Three engineers and three accountants are traveling by train to a conference. At the station, the three accountants each buy tickets and watch as the three engineers buy only a single ticket. "How are three people going to travel on only one ticket?" asks an accountant. "Watch and you'll see," answers an engineer. They all board the train. The accountants take their respective seats but all three engineers cram into a restroom and close the door behind them. Shortly after the train has departed, the conductor comes around collecting tickets. He knocks on the restroom door and says, "Ticket, please." The door opens just a crack and a single arm emerges with a ticket in hand. The conductor takes it and moves on. The accountants saw this and agreed it was quite a clever idea. So after the conference, the accountants decide to copy the engineers on the return trip and save some money (being clever with money, and all that). When they get to the station, they buy a single ticket for the return trip. To their astonishment, the engineers don't buy a ticket at all. "How are you going to travel without a ticket?" says one perplexed accountant. "Watch and you'll see," answers an engineer. When they board the train the three accountants cram into a restroom and the three engineers cram into another one nearby. The train departs. Shortly afterward, one of the engineers leaves his restroom and walks over to the restroom where the accountants are hiding. He knocks on the door and says, Ticket, please."
During the big flood around Fargo in 1975, Ole and Sven waited by the river banks with toothbrushes. The were waiting for the Crest.
I was going to cook alligator for dinner but I realized I only had a croc pot. Sent from my iPhone using Bowhunting.com Forums
A defendant was on trial for murder. There was strong evidence indicating his guilt, but there was no corpse. In his closing statement, the defense attorney resorted to a trick. “Ladies and gentlemen of the jury,” he said. “I have a surprise for you all—within one minute, the person presumed dead will walk into this courtroom.” He looked toward the courtroom door. The jurors, stunned, all looked eagerly. A minute passed. Nothing happened. Finally the lawyer said, “Actually, I made up the business about the dead man walking in. But you all looked at the door with anticipation. I therefore put it to you that there is reasonable doubt in this case as to whether anyone was killed, and I must insist that you return a verdict of ‘not guilty.’” The jury retired to deliberate. A few minutes later, they returned and pronounced a verdict of “guilty.” “But how could you do that?” bellowed the lawyer. “You must have had some doubt. I saw all of you stare at the door.” The jury foreman replied, “Oh, we looked, but your client didn’t!!!”

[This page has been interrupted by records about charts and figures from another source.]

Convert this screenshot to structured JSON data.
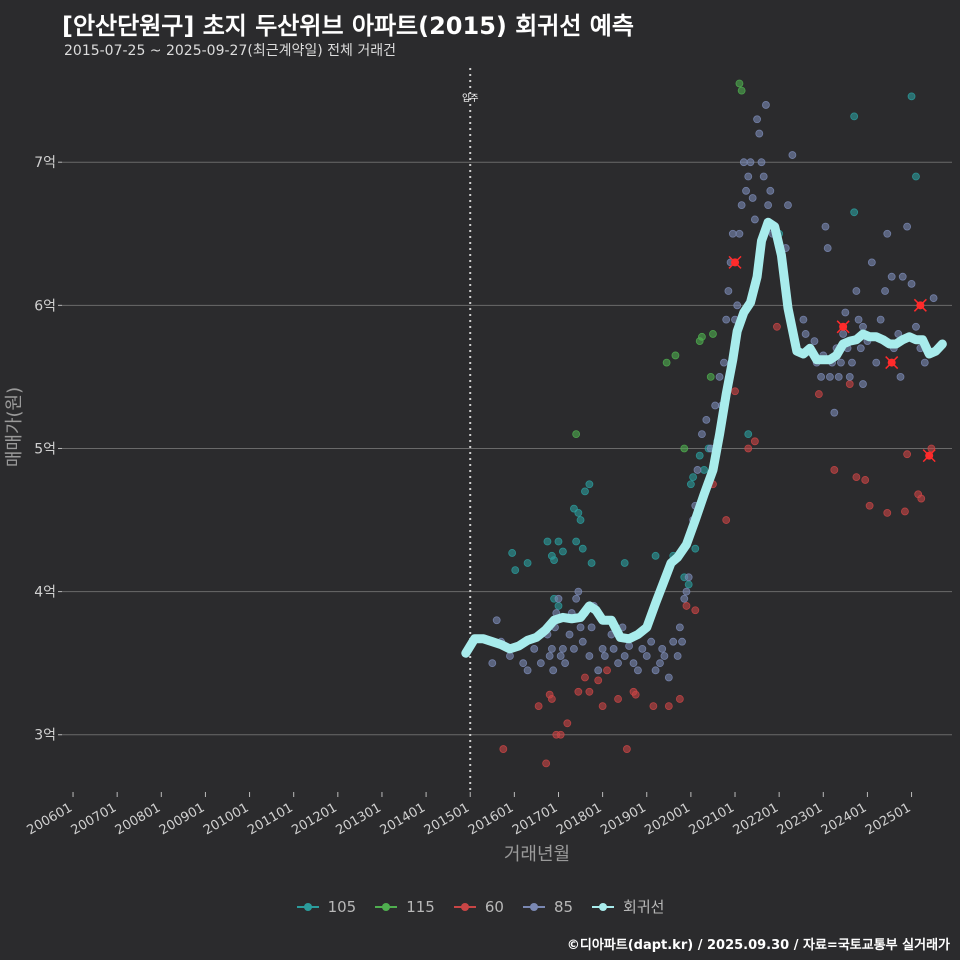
{
  "header": {
    "title": "[안산단원구] 초지 두산위브 아파트(2015) 회귀선 예측",
    "subtitle": "2015-07-25 ~ 2025-09-27(최근계약일) 전체 거래건"
  },
  "caption": "©디아파트(dapt.kr) / 2025.09.30 / 자료=국토교통부 실거래가",
  "colors": {
    "background": "#2b2b2d",
    "grid": "#6a6a6a",
    "regression": "#a8ecec",
    "highlight_x": "#ff2b2b"
  },
  "chart_data": {
    "type": "scatter",
    "xlabel": "거래년월",
    "ylabel": "매매가(원)",
    "x_tick_labels": [
      "200601",
      "200701",
      "200801",
      "200901",
      "201001",
      "201101",
      "201201",
      "201301",
      "201401",
      "201501",
      "201601",
      "201701",
      "201801",
      "201901",
      "202001",
      "202101",
      "202201",
      "202301",
      "202401",
      "202501"
    ],
    "y_tick_labels": [
      "3억",
      "4억",
      "5억",
      "6억",
      "7억"
    ],
    "y_ticks": [
      3,
      4,
      5,
      6,
      7
    ],
    "xlim": [
      "2005-10",
      "2025-12"
    ],
    "ylim": [
      2.6,
      7.7
    ],
    "annotation": {
      "label": "입주",
      "x": 2015.0
    },
    "legend_position": "bottom",
    "series": [
      {
        "name": "105",
        "color": "#2b9c9c",
        "points": [
          [
            2015.95,
            4.27
          ],
          [
            2016.3,
            4.2
          ],
          [
            2016.02,
            4.15
          ],
          [
            2016.75,
            4.35
          ],
          [
            2016.85,
            4.25
          ],
          [
            2016.9,
            4.22
          ],
          [
            2017.0,
            4.35
          ],
          [
            2017.1,
            4.28
          ],
          [
            2017.35,
            4.58
          ],
          [
            2017.45,
            4.55
          ],
          [
            2017.5,
            4.5
          ],
          [
            2017.55,
            4.3
          ],
          [
            2017.6,
            4.7
          ],
          [
            2017.7,
            4.75
          ],
          [
            2017.75,
            4.2
          ],
          [
            2017.4,
            4.35
          ],
          [
            2018.5,
            4.2
          ],
          [
            2019.2,
            4.25
          ],
          [
            2019.6,
            4.25
          ],
          [
            2019.85,
            4.1
          ],
          [
            2020.0,
            4.75
          ],
          [
            2020.05,
            4.8
          ],
          [
            2020.2,
            4.95
          ],
          [
            2020.3,
            4.85
          ],
          [
            2020.4,
            5.0
          ],
          [
            2020.6,
            5.05
          ],
          [
            2021.3,
            5.1
          ],
          [
            2022.0,
            6.5
          ],
          [
            2023.7,
            6.65
          ],
          [
            2023.7,
            7.32
          ],
          [
            2025.0,
            7.46
          ],
          [
            2025.1,
            6.9
          ],
          [
            2016.9,
            3.95
          ],
          [
            2017.0,
            3.9
          ],
          [
            2019.95,
            4.05
          ],
          [
            2020.1,
            4.3
          ]
        ]
      },
      {
        "name": "115",
        "color": "#4fae4f",
        "points": [
          [
            2017.4,
            5.1
          ],
          [
            2019.45,
            5.6
          ],
          [
            2019.65,
            5.65
          ],
          [
            2020.2,
            5.75
          ],
          [
            2020.25,
            5.78
          ],
          [
            2020.5,
            5.8
          ],
          [
            2021.1,
            7.55
          ],
          [
            2021.15,
            7.5
          ],
          [
            2019.85,
            5.0
          ],
          [
            2020.45,
            5.5
          ]
        ]
      },
      {
        "name": "60",
        "color": "#c84545",
        "points": [
          [
            2015.75,
            2.9
          ],
          [
            2016.55,
            3.2
          ],
          [
            2016.72,
            2.8
          ],
          [
            2016.8,
            3.28
          ],
          [
            2016.85,
            3.25
          ],
          [
            2016.95,
            3.0
          ],
          [
            2017.05,
            3.0
          ],
          [
            2017.2,
            3.08
          ],
          [
            2017.45,
            3.3
          ],
          [
            2017.6,
            3.4
          ],
          [
            2017.7,
            3.3
          ],
          [
            2017.9,
            3.38
          ],
          [
            2018.0,
            3.2
          ],
          [
            2018.1,
            3.45
          ],
          [
            2018.35,
            3.25
          ],
          [
            2018.55,
            2.9
          ],
          [
            2018.7,
            3.3
          ],
          [
            2018.75,
            3.28
          ],
          [
            2019.15,
            3.2
          ],
          [
            2019.5,
            3.2
          ],
          [
            2019.75,
            3.25
          ],
          [
            2019.9,
            3.9
          ],
          [
            2020.1,
            3.87
          ],
          [
            2020.5,
            4.75
          ],
          [
            2020.8,
            4.5
          ],
          [
            2021.0,
            5.4
          ],
          [
            2021.3,
            5.0
          ],
          [
            2021.45,
            5.05
          ],
          [
            2021.95,
            5.85
          ],
          [
            2023.25,
            4.85
          ],
          [
            2023.75,
            4.8
          ],
          [
            2023.95,
            4.78
          ],
          [
            2024.05,
            4.6
          ],
          [
            2024.45,
            4.55
          ],
          [
            2024.85,
            4.56
          ],
          [
            2024.9,
            4.96
          ],
          [
            2025.15,
            4.68
          ],
          [
            2025.22,
            4.65
          ],
          [
            2025.45,
            5.0
          ],
          [
            2022.9,
            5.38
          ],
          [
            2023.6,
            5.45
          ]
        ]
      },
      {
        "name": "85",
        "color": "#7a88b3",
        "points": [
          [
            2015.5,
            3.5
          ],
          [
            2015.6,
            3.8
          ],
          [
            2015.7,
            3.65
          ],
          [
            2015.9,
            3.55
          ],
          [
            2016.2,
            3.5
          ],
          [
            2016.3,
            3.45
          ],
          [
            2016.45,
            3.6
          ],
          [
            2016.6,
            3.5
          ],
          [
            2016.75,
            3.7
          ],
          [
            2016.8,
            3.55
          ],
          [
            2016.85,
            3.6
          ],
          [
            2016.88,
            3.45
          ],
          [
            2016.92,
            3.75
          ],
          [
            2016.95,
            3.85
          ],
          [
            2017.0,
            3.95
          ],
          [
            2017.05,
            3.55
          ],
          [
            2017.1,
            3.6
          ],
          [
            2017.15,
            3.5
          ],
          [
            2017.25,
            3.7
          ],
          [
            2017.3,
            3.85
          ],
          [
            2017.35,
            3.6
          ],
          [
            2017.4,
            3.95
          ],
          [
            2017.45,
            4.0
          ],
          [
            2017.5,
            3.75
          ],
          [
            2017.55,
            3.65
          ],
          [
            2017.6,
            3.85
          ],
          [
            2017.7,
            3.55
          ],
          [
            2017.75,
            3.75
          ],
          [
            2017.8,
            3.9
          ],
          [
            2017.9,
            3.45
          ],
          [
            2018.0,
            3.6
          ],
          [
            2018.05,
            3.55
          ],
          [
            2018.1,
            3.8
          ],
          [
            2018.2,
            3.7
          ],
          [
            2018.25,
            3.6
          ],
          [
            2018.35,
            3.5
          ],
          [
            2018.45,
            3.75
          ],
          [
            2018.5,
            3.55
          ],
          [
            2018.6,
            3.62
          ],
          [
            2018.7,
            3.5
          ],
          [
            2018.8,
            3.45
          ],
          [
            2018.9,
            3.6
          ],
          [
            2019.0,
            3.55
          ],
          [
            2019.1,
            3.65
          ],
          [
            2019.2,
            3.45
          ],
          [
            2019.3,
            3.5
          ],
          [
            2019.35,
            3.6
          ],
          [
            2019.4,
            3.55
          ],
          [
            2019.5,
            3.4
          ],
          [
            2019.6,
            3.65
          ],
          [
            2019.7,
            3.55
          ],
          [
            2019.75,
            3.75
          ],
          [
            2019.8,
            3.65
          ],
          [
            2019.85,
            3.95
          ],
          [
            2019.9,
            4.0
          ],
          [
            2019.95,
            4.1
          ],
          [
            2020.05,
            4.5
          ],
          [
            2020.1,
            4.6
          ],
          [
            2020.15,
            4.85
          ],
          [
            2020.25,
            5.1
          ],
          [
            2020.35,
            5.2
          ],
          [
            2020.45,
            5.0
          ],
          [
            2020.55,
            5.3
          ],
          [
            2020.65,
            5.5
          ],
          [
            2020.7,
            5.3
          ],
          [
            2020.75,
            5.6
          ],
          [
            2020.8,
            5.9
          ],
          [
            2020.85,
            6.1
          ],
          [
            2020.9,
            6.3
          ],
          [
            2020.95,
            6.5
          ],
          [
            2021.0,
            5.9
          ],
          [
            2021.05,
            6.0
          ],
          [
            2021.1,
            6.5
          ],
          [
            2021.15,
            6.7
          ],
          [
            2021.2,
            7.0
          ],
          [
            2021.25,
            6.8
          ],
          [
            2021.3,
            6.9
          ],
          [
            2021.35,
            7.0
          ],
          [
            2021.4,
            6.75
          ],
          [
            2021.45,
            6.6
          ],
          [
            2021.5,
            7.3
          ],
          [
            2021.55,
            7.2
          ],
          [
            2021.6,
            7.0
          ],
          [
            2021.65,
            6.9
          ],
          [
            2021.7,
            7.4
          ],
          [
            2021.75,
            6.7
          ],
          [
            2021.8,
            6.8
          ],
          [
            2021.85,
            6.5
          ],
          [
            2022.15,
            6.4
          ],
          [
            2022.2,
            6.7
          ],
          [
            2022.3,
            7.05
          ],
          [
            2022.55,
            5.9
          ],
          [
            2022.6,
            5.8
          ],
          [
            2022.7,
            5.7
          ],
          [
            2022.8,
            5.75
          ],
          [
            2022.85,
            5.6
          ],
          [
            2022.95,
            5.5
          ],
          [
            2023.0,
            5.65
          ],
          [
            2023.05,
            6.55
          ],
          [
            2023.1,
            6.4
          ],
          [
            2023.15,
            5.5
          ],
          [
            2023.2,
            5.6
          ],
          [
            2023.3,
            5.7
          ],
          [
            2023.35,
            5.5
          ],
          [
            2023.4,
            5.6
          ],
          [
            2023.45,
            5.8
          ],
          [
            2023.5,
            5.95
          ],
          [
            2023.55,
            5.7
          ],
          [
            2023.6,
            5.5
          ],
          [
            2023.65,
            5.6
          ],
          [
            2023.75,
            6.1
          ],
          [
            2023.8,
            5.9
          ],
          [
            2023.85,
            5.7
          ],
          [
            2023.9,
            5.85
          ],
          [
            2024.0,
            5.75
          ],
          [
            2024.1,
            6.3
          ],
          [
            2024.2,
            5.6
          ],
          [
            2024.3,
            5.9
          ],
          [
            2024.4,
            6.1
          ],
          [
            2024.45,
            6.5
          ],
          [
            2024.55,
            6.2
          ],
          [
            2024.6,
            5.7
          ],
          [
            2024.7,
            5.8
          ],
          [
            2024.8,
            6.2
          ],
          [
            2024.9,
            6.55
          ],
          [
            2025.0,
            6.15
          ],
          [
            2025.1,
            5.85
          ],
          [
            2025.2,
            5.7
          ],
          [
            2025.3,
            5.6
          ],
          [
            2025.5,
            6.05
          ],
          [
            2023.25,
            5.25
          ],
          [
            2023.9,
            5.45
          ],
          [
            2024.75,
            5.5
          ]
        ]
      }
    ],
    "regression": {
      "name": "회귀선",
      "color": "#a8ecec",
      "points": [
        [
          2014.9,
          3.57
        ],
        [
          2015.0,
          3.62
        ],
        [
          2015.1,
          3.67
        ],
        [
          2015.3,
          3.67
        ],
        [
          2015.5,
          3.65
        ],
        [
          2015.7,
          3.63
        ],
        [
          2015.9,
          3.6
        ],
        [
          2016.1,
          3.62
        ],
        [
          2016.3,
          3.66
        ],
        [
          2016.5,
          3.68
        ],
        [
          2016.7,
          3.73
        ],
        [
          2016.9,
          3.8
        ],
        [
          2017.1,
          3.82
        ],
        [
          2017.3,
          3.81
        ],
        [
          2017.5,
          3.82
        ],
        [
          2017.7,
          3.9
        ],
        [
          2017.85,
          3.87
        ],
        [
          2018.0,
          3.8
        ],
        [
          2018.2,
          3.8
        ],
        [
          2018.4,
          3.68
        ],
        [
          2018.6,
          3.67
        ],
        [
          2018.8,
          3.7
        ],
        [
          2019.0,
          3.75
        ],
        [
          2019.2,
          3.92
        ],
        [
          2019.4,
          4.08
        ],
        [
          2019.55,
          4.2
        ],
        [
          2019.7,
          4.24
        ],
        [
          2019.9,
          4.33
        ],
        [
          2020.1,
          4.5
        ],
        [
          2020.3,
          4.68
        ],
        [
          2020.5,
          4.85
        ],
        [
          2020.65,
          5.1
        ],
        [
          2020.8,
          5.38
        ],
        [
          2020.95,
          5.62
        ],
        [
          2021.05,
          5.82
        ],
        [
          2021.2,
          5.95
        ],
        [
          2021.35,
          6.02
        ],
        [
          2021.5,
          6.2
        ],
        [
          2021.6,
          6.45
        ],
        [
          2021.75,
          6.58
        ],
        [
          2021.9,
          6.55
        ],
        [
          2022.05,
          6.35
        ],
        [
          2022.2,
          5.98
        ],
        [
          2022.4,
          5.68
        ],
        [
          2022.55,
          5.66
        ],
        [
          2022.7,
          5.7
        ],
        [
          2022.85,
          5.62
        ],
        [
          2023.0,
          5.62
        ],
        [
          2023.15,
          5.62
        ],
        [
          2023.3,
          5.65
        ],
        [
          2023.45,
          5.73
        ],
        [
          2023.6,
          5.75
        ],
        [
          2023.75,
          5.76
        ],
        [
          2023.9,
          5.8
        ],
        [
          2024.05,
          5.78
        ],
        [
          2024.2,
          5.78
        ],
        [
          2024.35,
          5.76
        ],
        [
          2024.5,
          5.73
        ],
        [
          2024.65,
          5.73
        ],
        [
          2024.8,
          5.76
        ],
        [
          2024.95,
          5.78
        ],
        [
          2025.1,
          5.76
        ],
        [
          2025.25,
          5.76
        ],
        [
          2025.4,
          5.66
        ],
        [
          2025.55,
          5.68
        ],
        [
          2025.7,
          5.73
        ]
      ]
    },
    "highlighted_transactions": [
      [
        2021.0,
        6.3
      ],
      [
        2023.45,
        5.85
      ],
      [
        2024.55,
        5.6
      ],
      [
        2025.2,
        6.0
      ],
      [
        2025.4,
        4.95
      ]
    ]
  },
  "legend": {
    "items": [
      {
        "label": "105",
        "color": "#2b9c9c"
      },
      {
        "label": "115",
        "color": "#4fae4f"
      },
      {
        "label": "60",
        "color": "#c84545"
      },
      {
        "label": "85",
        "color": "#7a88b3"
      },
      {
        "label": "회귀선",
        "color": "#a8ecec"
      }
    ]
  }
}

A woman is playing with her one year old baby. “You’re so lucky… you slept, you ate, you played, you pooped, and then you slept again.” Her husband’s voice from the bathroom, “Hey, it’s my day off!”
A bank robber pulls out gun points it at the teller, and says, "Give me all the money or you're geography!" The puzzled teller replies, "Did you mean to say 'or you're history?'" The robber says, "Don't change the subject!"
Walking through the cemetery yesterday afternoon, I saw a chap shoveling soil into a hole. "Are you the regular gravedigger?" I asked "No", he replied, "I'm just filling in".